Before the British warrant was issued, a left-wing Israeli human rights group, Yesh Gvul, appealed to Israel's Supreme Court to prosecute Almog on the same charges. But according to Yesh Gvul activist Ram Rahat, the court has ignored the petition.
Mr. RAM RAHAT (Yesh Gvul): Despite hundreds of completely innocent Palestinians who have been killed, very, very few criminal investigations have been opened. The amount of times that someone has actually been put on trial and convicted is even smaller. I think--I don't even know if we have a handful.
GRADSTEIN: Rahat says that's why Yesh Gvul provided information that helped the British law firm in its attempt to have Almog arrested.
Some Israeli officials lashed out at Yesh Gvul, accusing the group of helping Israel's enemies. Yuval Shteinitz, an influential member of the ruling Likud Party, says Israel's soldiers should be praised for fighting terrorism, not blamed.
Mr. YUVAL SHTEINITZ (Likud Party): People who fought terrorism with all their might to defend their people and their country are now being disturbed in London and elsewhere. And I also think that there is a lot of hypocrisy here.
GRADSTEIN: In addition to Almog, two other Israeli commanders, including a former chief of staff, could face prosecution if they set foot in Britain.
Israelis have faced similar problems in other European countries.
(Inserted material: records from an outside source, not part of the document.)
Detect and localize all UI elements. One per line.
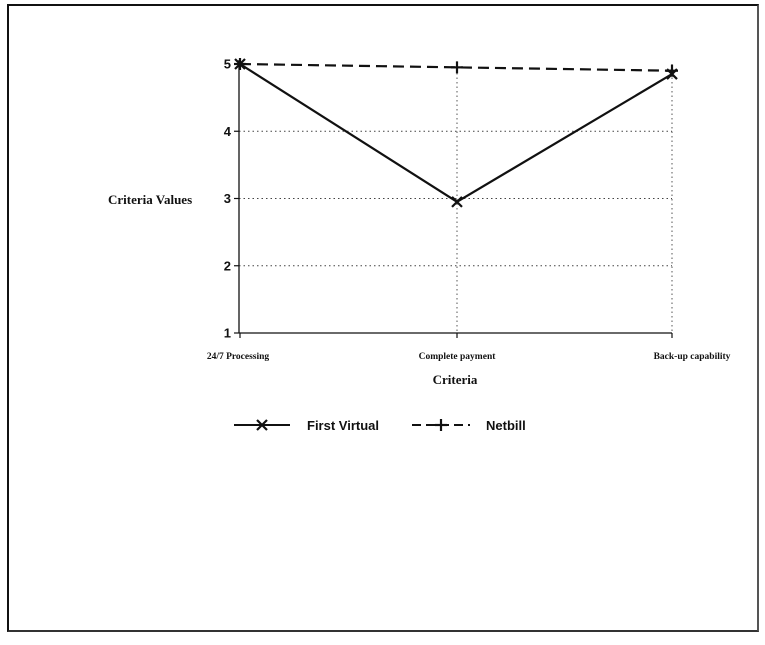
y-tick-labels: 1 2 3 4 5 [224,57,232,341]
series-1-point-1 [451,61,463,74]
x-tick-label-2: Back-up capability [654,352,731,362]
y-tick-label-2: 3 [224,191,231,206]
legend-marker-0 [256,419,268,431]
y-tick-label-3: 4 [224,124,232,139]
legend-label-0: First Virtual [307,418,379,433]
series-line-0 [239,63,673,204]
series-0-point-1 [451,196,463,208]
series-1-point-0 [234,58,246,70]
legend: First Virtual Netbill [234,418,526,433]
y-tick-label-0: 1 [224,326,231,341]
x-tick-label-0: 24/7 Processing [207,352,270,362]
series-group [234,58,678,208]
x-tick-labels: 24/7 Processing Complete payment Back-up c… [207,352,731,362]
x-tick-label-1: Complete payment [419,352,497,362]
legend-label-1: Netbill [486,418,526,433]
axes [234,60,673,338]
legend-marker-1 [435,419,447,431]
y-tick-label-1: 2 [224,258,231,273]
y-tick-label-4: 5 [224,57,231,72]
series-1-point-2 [666,64,678,77]
x-axis-title: Criteria [433,372,478,387]
y-axis-title: Criteria Values [108,192,192,207]
series-line-1 [239,62,673,72]
grid-lines [239,64,673,333]
chart-frame [7,4,759,632]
For several years, Israel's current prime minister, Ariel Sharon, steered clear of Belgium because of a warrant for his arrest there sparked by his role in the 1982 Israeli invasion of Lebanon and the massacre of Palestinian refugees in the Beirut camps of Sabra and Shatilla. Israeli Foreign Ministry spokesman Mark Regev says his government is concerned about the possibility of more indictments in European courts. He says any alleged violations of international law by Israelis should be investigated and prosecuted in Israel, not abroad.
Mr. MARK REGEV (Spokeperson, Israeli Foreign Ministry): We have in Israel a judiciary that is fiercely independent, a judiciary that is activist--some people would say activist in the extreme--a judiciary that is internationally respected for its independence and for its professionalism.
GRADSTEIN: Regev says Israel is trying to persuade Britain and other European countries to change their laws so that Israeli military officials cannot be prosecuted. Until then, many of them are likely to stay away from London. Linda Gradstein, NPR News, Jerusalem.